Reches A, Benalal D, Weissman B A, Bachrach U, Lindner H R, Salomon Y
Clin Neuropharmacol. 1982 Dec;5(4):395-404. doi: 10.1097/00002826-198212000-00007.
Exposure of neuroblastoma X glioma hybrid cells to LiCl (Li+) for 48 h significantly reduces prostaglandin E1 (PGE1)-dependent cyclic adenosine monophosphate (AMP) accumulation.
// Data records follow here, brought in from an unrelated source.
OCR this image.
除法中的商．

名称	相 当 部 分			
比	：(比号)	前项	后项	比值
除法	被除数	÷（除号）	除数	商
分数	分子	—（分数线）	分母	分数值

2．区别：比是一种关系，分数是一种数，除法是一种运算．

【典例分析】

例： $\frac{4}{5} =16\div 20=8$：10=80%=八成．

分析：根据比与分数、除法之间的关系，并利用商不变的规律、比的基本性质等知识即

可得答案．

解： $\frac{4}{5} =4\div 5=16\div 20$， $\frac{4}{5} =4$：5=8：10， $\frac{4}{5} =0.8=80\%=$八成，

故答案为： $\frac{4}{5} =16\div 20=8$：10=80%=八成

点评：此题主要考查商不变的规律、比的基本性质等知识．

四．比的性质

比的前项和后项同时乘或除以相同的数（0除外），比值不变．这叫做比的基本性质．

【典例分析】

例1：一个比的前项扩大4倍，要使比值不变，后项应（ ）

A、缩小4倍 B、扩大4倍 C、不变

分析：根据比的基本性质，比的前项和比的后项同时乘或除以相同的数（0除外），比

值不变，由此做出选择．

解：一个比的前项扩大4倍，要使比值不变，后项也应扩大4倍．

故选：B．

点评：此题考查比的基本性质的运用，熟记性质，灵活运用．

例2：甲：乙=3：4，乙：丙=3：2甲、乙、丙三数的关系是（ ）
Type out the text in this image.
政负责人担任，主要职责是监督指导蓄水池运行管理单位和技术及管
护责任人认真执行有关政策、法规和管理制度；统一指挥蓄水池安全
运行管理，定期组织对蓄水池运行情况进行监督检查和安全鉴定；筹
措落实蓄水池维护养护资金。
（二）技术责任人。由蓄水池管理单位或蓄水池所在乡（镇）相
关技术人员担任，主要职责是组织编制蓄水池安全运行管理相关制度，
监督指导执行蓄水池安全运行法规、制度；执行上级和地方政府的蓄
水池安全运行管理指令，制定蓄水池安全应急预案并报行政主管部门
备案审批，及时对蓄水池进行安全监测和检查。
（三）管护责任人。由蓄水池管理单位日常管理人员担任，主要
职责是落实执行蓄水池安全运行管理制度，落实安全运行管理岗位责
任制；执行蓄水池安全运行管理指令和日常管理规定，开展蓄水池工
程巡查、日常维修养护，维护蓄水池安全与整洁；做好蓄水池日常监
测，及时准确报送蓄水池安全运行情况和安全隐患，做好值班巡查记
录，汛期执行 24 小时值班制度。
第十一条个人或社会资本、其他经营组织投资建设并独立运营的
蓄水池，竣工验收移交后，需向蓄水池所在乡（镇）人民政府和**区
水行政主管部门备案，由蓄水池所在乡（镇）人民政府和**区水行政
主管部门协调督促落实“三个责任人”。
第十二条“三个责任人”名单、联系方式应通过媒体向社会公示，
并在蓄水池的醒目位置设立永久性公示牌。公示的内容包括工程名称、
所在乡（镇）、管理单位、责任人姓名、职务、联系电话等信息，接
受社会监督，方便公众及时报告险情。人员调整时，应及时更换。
When applied simultaneously with morphine for the same period, Li+ inhibits the excessive accumulation of cyclic AMP in response to PGE1 characteristically exhibited by these cells upon opiate withdrawal. Likewise, Li+ inhibits, in vitro, PGE1-dependent cyclic AMP accumulation in tissue slices from rat corpus striatum. Prophylactic administration of Li+ in the diet attenuates the withdrawal symptoms in morphine-addicted rats. These findings support clinical reports that suggest that prophylactic treatment with Li+ attenuates the severity of the opiate withdrawal syndrome.
将神经母细胞瘤X胶质瘤杂交细胞暴露于氯化锂(Li +)48小时可显著降低前列腺素E1(PGE1)依赖性环磷酸腺苷(AMP)的积累。当与吗啡同时应用相同时间时,Li +抑制了这些细胞在阿片类药物戒断时特有的对PGE1产生的环AMP过度积累。同样,Li +在体外抑制大鼠纹状体组织切片中PGE1依赖性环AMP的积累。在饮食中预防性给予Li +可减轻吗啡成瘾大鼠的戒断症状。这些发现支持了临床报告,即Li +的预防性治疗可减轻阿片类药物戒断综合征的严重程度。